Tokenizing words by preserving certain words with arithmetic and logical operators in python 3?


While tokenizing multiple sentences from a large corpus, I need to preserve certain words as in its original form like .Net, C#, C++. I also want to remove the punctuation marks (.,!_-()=*&^%$@~ etc.) but need to preserve the words like .net, .htaccess, .htpassword, c++ etc.

I have tried both nltk.word_tokenize and nltk.regexp_tokenize, but I am not getting the expected output.
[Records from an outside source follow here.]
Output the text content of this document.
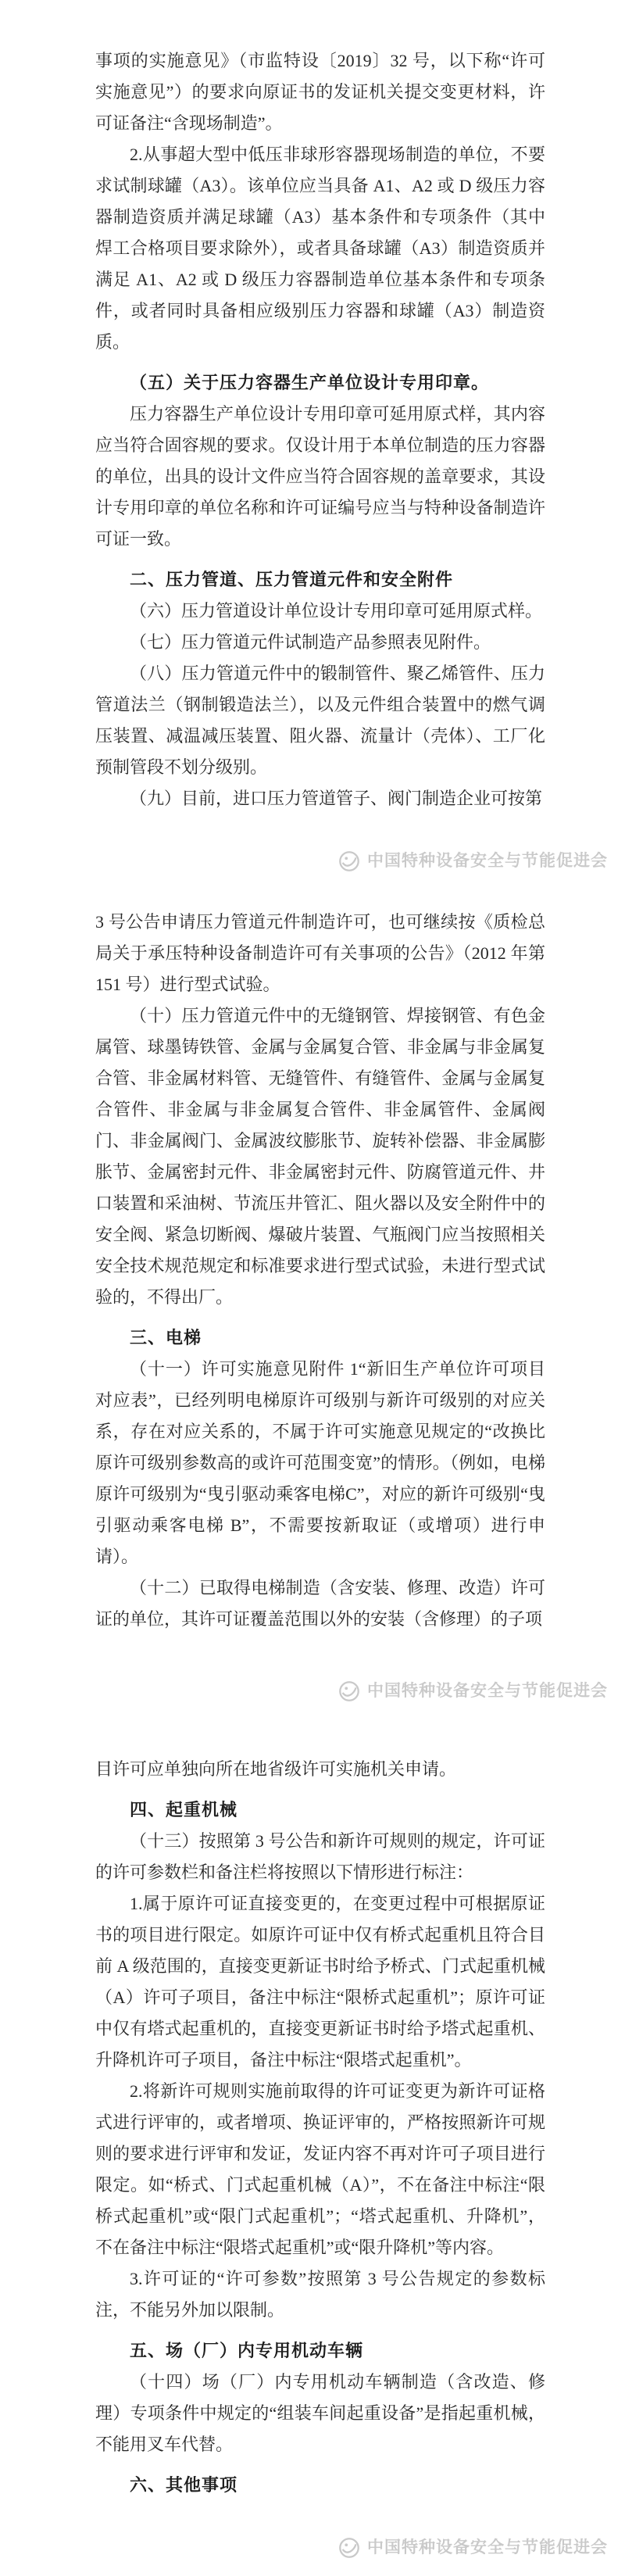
事项的实施意见》（市监特设〔2019〕32 号，以下称“许可实施意见”）的要求向原证书的发证机关提交变更材料，许可证备注“含现场制造”。

2.从事超大型中低压非球形容器现场制造的单位，不要求试制球罐（A3）。该单位应当具备 A1、A2 或 D 级压力容器制造资质并满足球罐（A3）基本条件和专项条件（其中焊工合格项目要求除外），或者具备球罐（A3）制造资质并满足 A1、A2 或 D 级压力容器制造单位基本条件和专项条件，或者同时具备相应级别压力容器和球罐（A3）制造资质。

（五）关于压力容器生产单位设计专用印章。

压力容器生产单位设计专用印章可延用原式样，其内容应当符合固容规的要求。仅设计用于本单位制造的压力容器的单位，出具的设计文件应当符合固容规的盖章要求，其设计专用印章的单位名称和许可证编号应当与特种设备制造许可证一致。

二、压力管道、压力管道元件和安全附件

（六）压力管道设计单位设计专用印章可延用原式样。

（七）压力管道元件试制造产品参照表见附件。

（八）压力管道元件中的锻制管件、聚乙烯管件、压力管道法兰（钢制锻造法兰），以及元件组合装置中的燃气调压装置、减温减压装置、阻火器、流量计（壳体）、工厂化预制管段不划分级别。

（九）目前，进口压力管道管子、阀门制造企业可按第

中国特种设备安全与节能促进会

3 号公告申请压力管道元件制造许可，也可继续按《质检总局关于承压特种设备制造许可有关事项的公告》（2012 年第151 号）进行型式试验。

（十）压力管道元件中的无缝钢管、焊接钢管、有色金属管、球墨铸铁管、金属与金属复合管、非金属与非金属复合管、非金属材料管、无缝管件、有缝管件、金属与金属复合管件、非金属与非金属复合管件、非金属管件、金属阀门、非金属阀门、金属波纹膨胀节、旋转补偿器、非金属膨胀节、金属密封元件、非金属密封元件、防腐管道元件、井口装置和采油树、节流压井管汇、阻火器以及安全附件中的安全阀、紧急切断阀、爆破片装置、气瓶阀门应当按照相关安全技术规范规定和标准要求进行型式试验，未进行型式试验的，不得出厂。

三、电梯

（十一）许可实施意见附件 1“新旧生产单位许可项目对应表”，已经列明电梯原许可级别与新许可级别的对应关系，存在对应关系的，不属于许可实施意见规定的“改换比原许可级别参数高的或许可范围变宽”的情形。（例如，电梯原许可级别为“曳引驱动乘客电梯C”，对应的新许可级别“曳引驱动乘客电梯 B”，不需要按新取证（或增项）进行申请）。

（十二）已取得电梯制造（含安装、修理、改造）许可证的单位，其许可证覆盖范围以外的安装（含修理）的子项

中国特种设备安全与节能促进会

目许可应单独向所在地省级许可实施机关申请。

四、起重机械

（十三）按照第 3 号公告和新许可规则的规定，许可证的许可参数栏和备注栏将按照以下情形进行标注：

1.属于原许可证直接变更的，在变更过程中可根据原证书的项目进行限定。如原许可证中仅有桥式起重机且符合目前 A 级范围的，直接变更新证书时给予桥式、门式起重机械（A）许可子项目，备注中标注“限桥式起重机”；原许可证中仅有塔式起重机的，直接变更新证书时给予塔式起重机、升降机许可子项目，备注中标注“限塔式起重机”。

2.将新许可规则实施前取得的许可证变更为新许可证格式进行评审的，或者增项、换证评审的，严格按照新许可规则的要求进行评审和发证，发证内容不再对许可子项目进行限定。如“桥式、门式起重机械（A）”，不在备注中标注“限桥式起重机”或“限门式起重机”；“塔式起重机、升降机”，不在备注中标注“限塔式起重机”或“限升降机”等内容。

3.许可证的“许可参数”按照第 3 号公告规定的参数标注，不能另外加以限制。

五、场（厂）内专用机动车辆

（十四）场（厂）内专用机动车辆制造（含改造、修理）专项条件中规定的“组装车间起重设备”是指起重机械，不能用叉车代替。

六、其他事项

中国特种设备安全与节能促进会
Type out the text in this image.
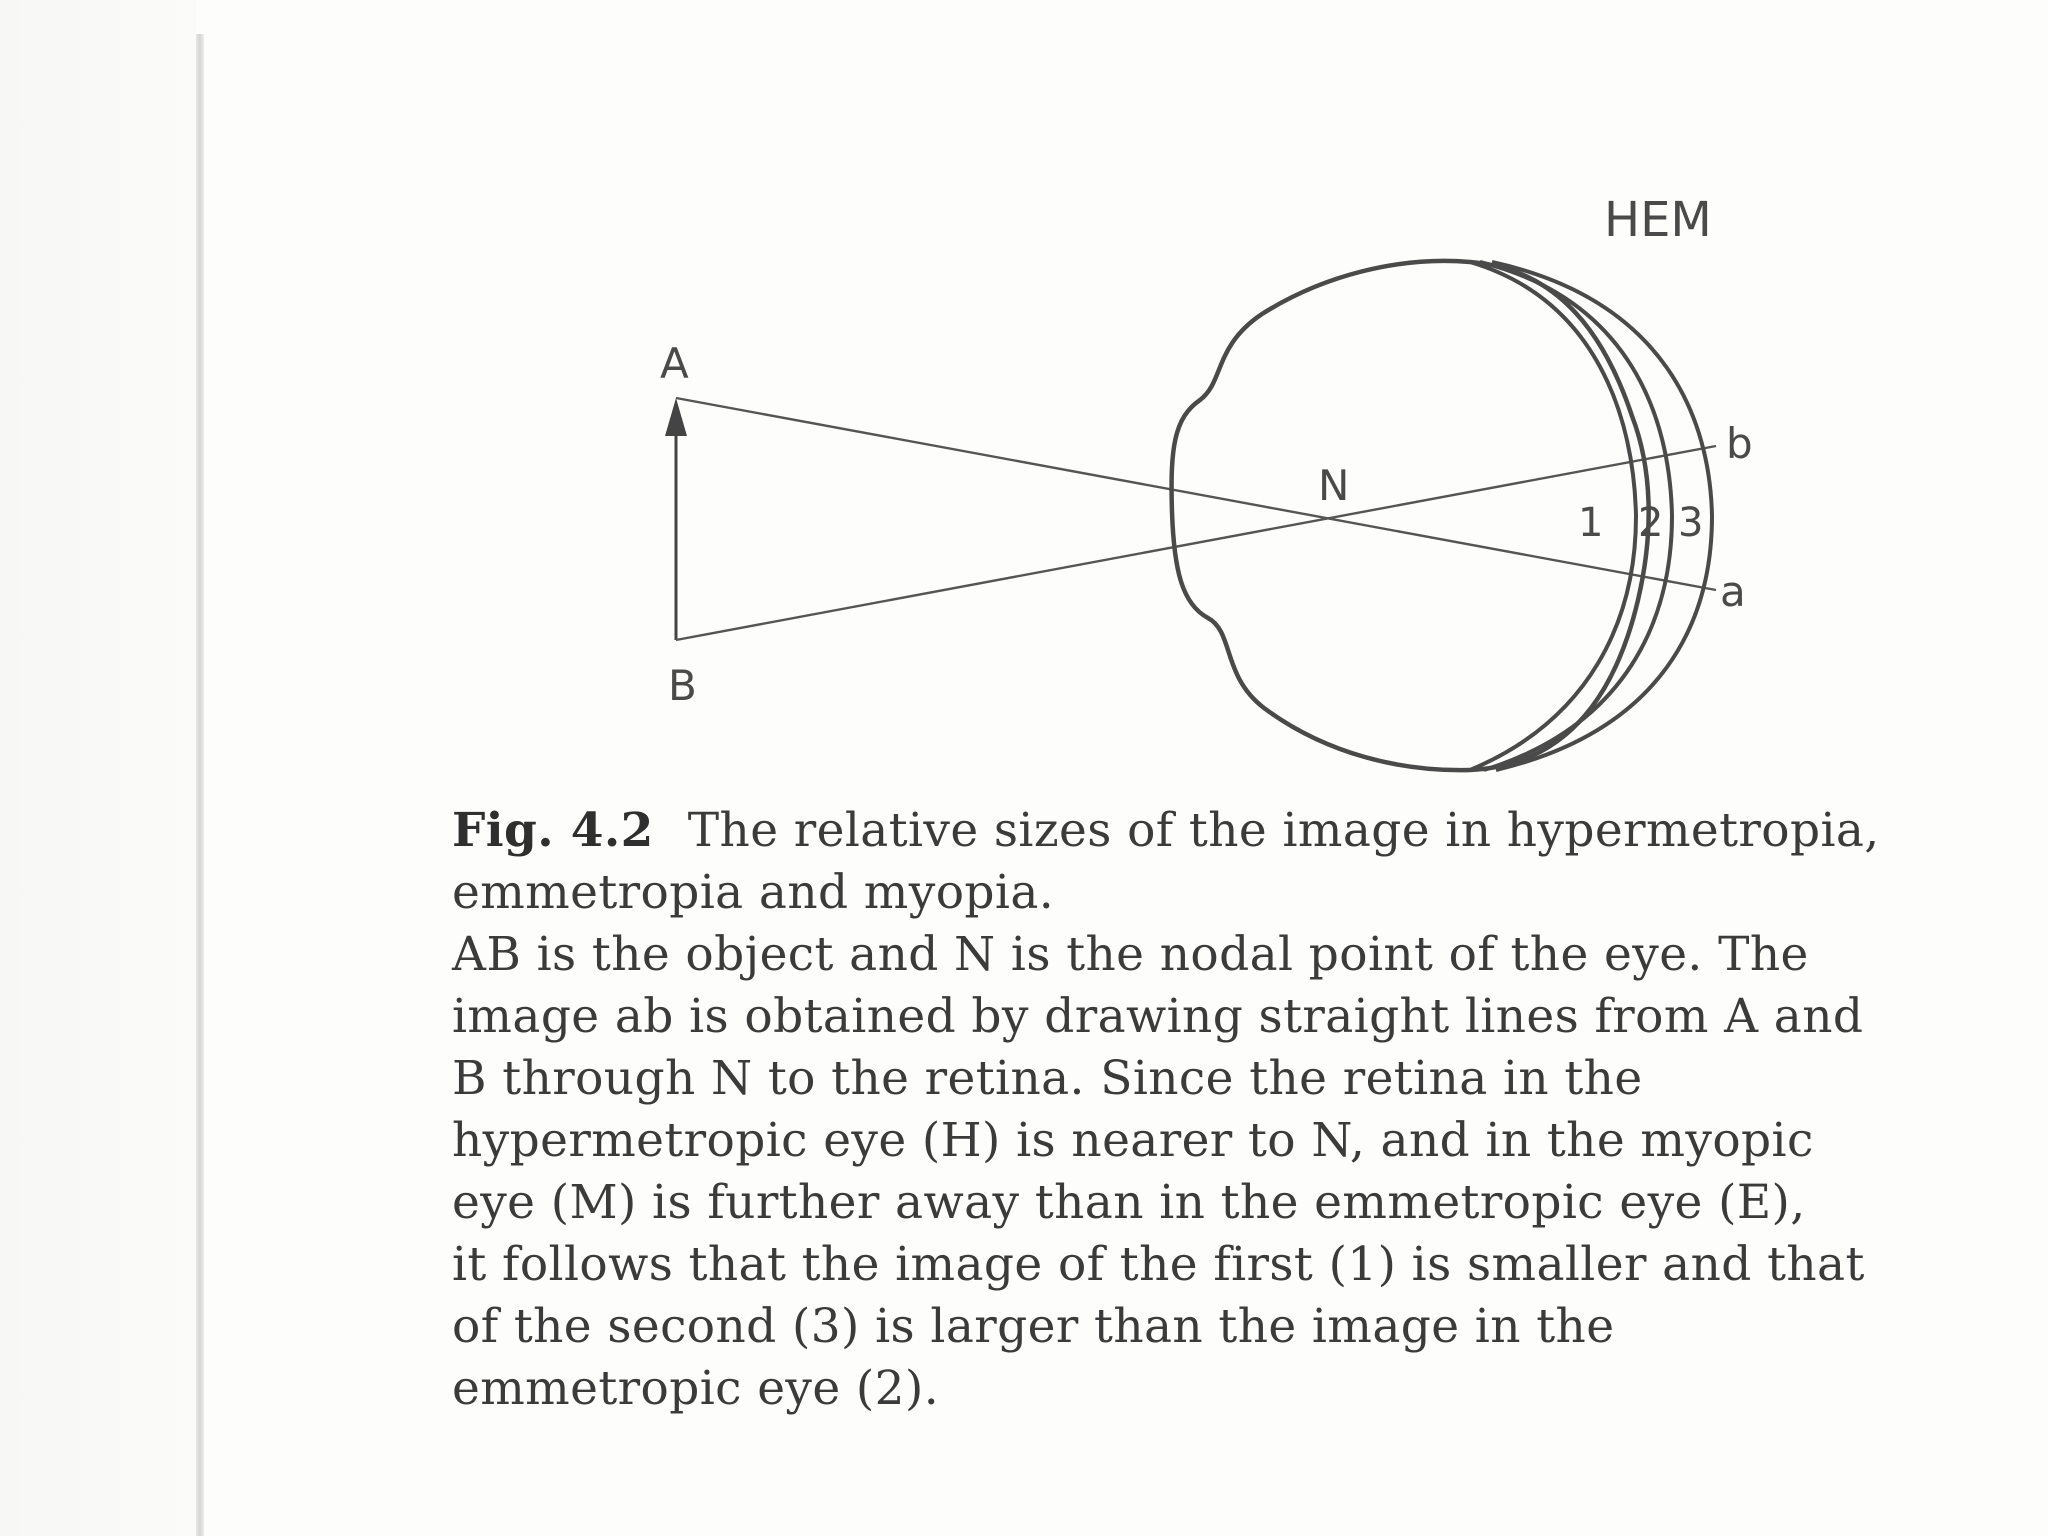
A
B
N
b
a
HEM
1 2 3

Fig. 4.2 The relative sizes of the image in hypermetropia,

emmetropia and myopia.

AB is the object and N is the nodal point of the eye. The

image ab is obtained by drawing straight lines from A and

B through N to the retina. Since the retina in the

hypermetropic eye (H) is nearer to N, and in the myopic

eye (M) is further away than in the emmetropic eye (E),

it follows that the image of the first (1) is smaller and that

of the second (3) is larger than the image in the

emmetropic eye (2).
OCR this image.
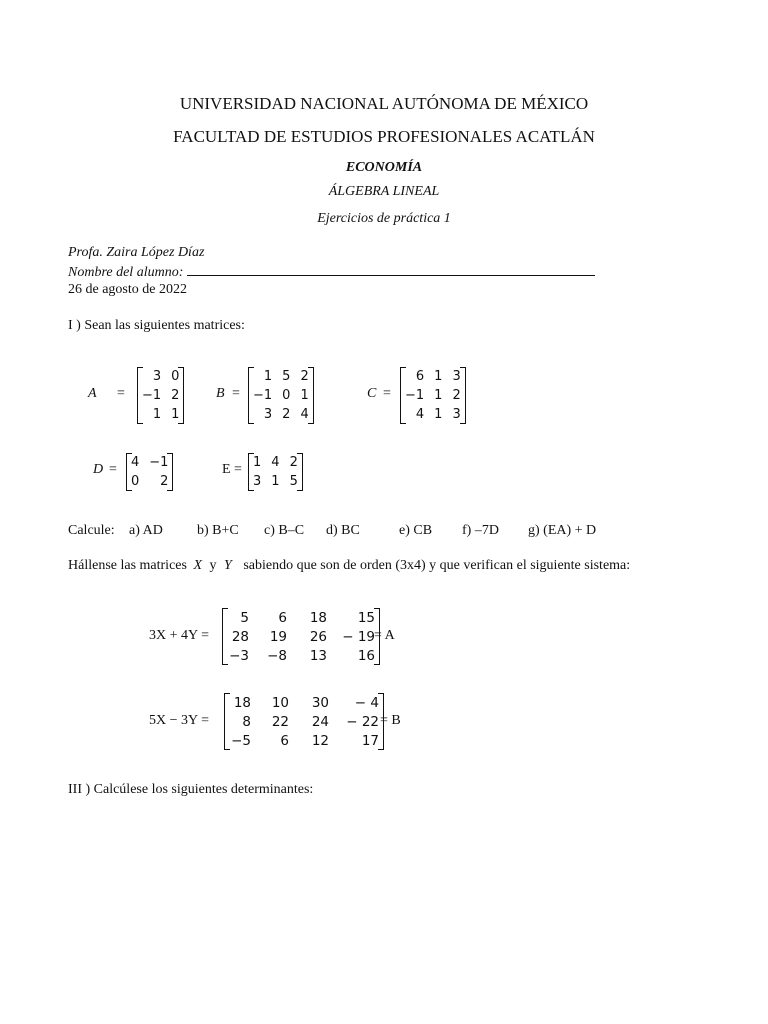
UNIVERSIDAD NACIONAL AUTÓNOMA DE MÉXICO
FACULTAD DE ESTUDIOS PROFESIONALES ACATLÁN
ECONOMÍA
ÁLGEBRA LINEAL
Ejercicios de práctica 1
Profa. Zaira López Díaz
Nombre del alumno:
26 de agosto de 2022
I ) Sean las siguientes matrices:
A =
3	0
−1	2
1	1
B =
1	5	2
−1	0	1
3	2	4
C =
6	1	3
−1	1	2
4	1	3
D = 4	−1
0	2
E = 1	4	2
3	1	5
Calcule: a) AD b) B+C c) B–C d) BC	e) CB f) –7D g) (EA) + D
Hállense las matrices X y Y sabiendo que son de orden (3x4) y que verifican el siguiente sistema:
3X + 4Y =
5	6	18	15
28	19	26	− 19
−3	−8	13	16
= A
5X − 3Y =
18	10	30	− 4
8	22	24	− 22
−5	6	12	17
= B
III ) Calcúlese los siguientes determinantes:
Please help me in fixing the aforementioned issue.

The code:

import nltk
from nltk import regexp_tokenize
from nltk.corpus import stopwords


def pre_data():
    tokenized_sentences = nltk.sent_tokenize(tokenized_raw_data)
    sw0 = (stopwords.words('english'))
    sw1 = ["i.e", "dxint", "hrangle", "idoteq", "devs", "zero"]
    sw = sw0 + sw1
    tokens = [[word for word in regexp_tokenize(word, pattern=r"\s|\d|[^.+#\w a-z]", gaps=True)] for word in tokenized_sentences]
    print(tokens)
pre_data()

The tokenized_raw_data is a normal text file. It contains multiple sentences with white spaces in between and consisting of words like .blog, .net, c++, c#, asp.net, .htaccess etc.

Example

['.blog is a generic top-level domain intended for use by blogs'.,

'C# is a general-purpose, multi-paradigm programming language'.,

'C++ is object-oriented programming language'.]


Solution

  • This solution covers the given examples and preserves words like C++, C# asp.net and so on while removing normal punctuation.

    import nltk
    
    paragraph = (
            '.blog is a generic top-level domain intended for use by blogs. '
            'C# is a general-purpose, multi-paradigm programming language. '
            'C++ is object-oriented programming language. '
            'asp.net is something very strange. '
            'The most fascinating language is c#. '
            '.htaccess makes my day!'
    )
    
    def pre_data(raw_data):
        tokenized_sentences = nltk.sent_tokenize(raw_data)
        tokens = [nltk.regexp_tokenize(sentence, pattern='\w*\.?\w+[#+]*') for sentence in tokenized_sentences]
        return tokens
    
    tokenized_data = pre_data(paragraph)
    print(tokenized_data)
    

    Out

    [['.blog', 'is', 'a', 'generic', 'top', 'level', 'domain', 'intended', 'for', 'use', 'by', 'blogs'], 
     ['C#', 'is', 'a', 'general', 'purpose', 'multi', 'paradigm', 'programming', 'language'], 
     ['C++', 'is', 'object', 'oriented', 'programming', 'language'], 
     ['asp.net', 'is', 'something', 'very', 'strange'], 
     ['The', 'most', 'fascinating', 'language', 'is', 'c#'], 
     ['.htaccess', 'makes', 'my', 'day']]
    

    However, this simple regular expression will probably not work for all technical terms in your texts. Provide full examples for a more general solution.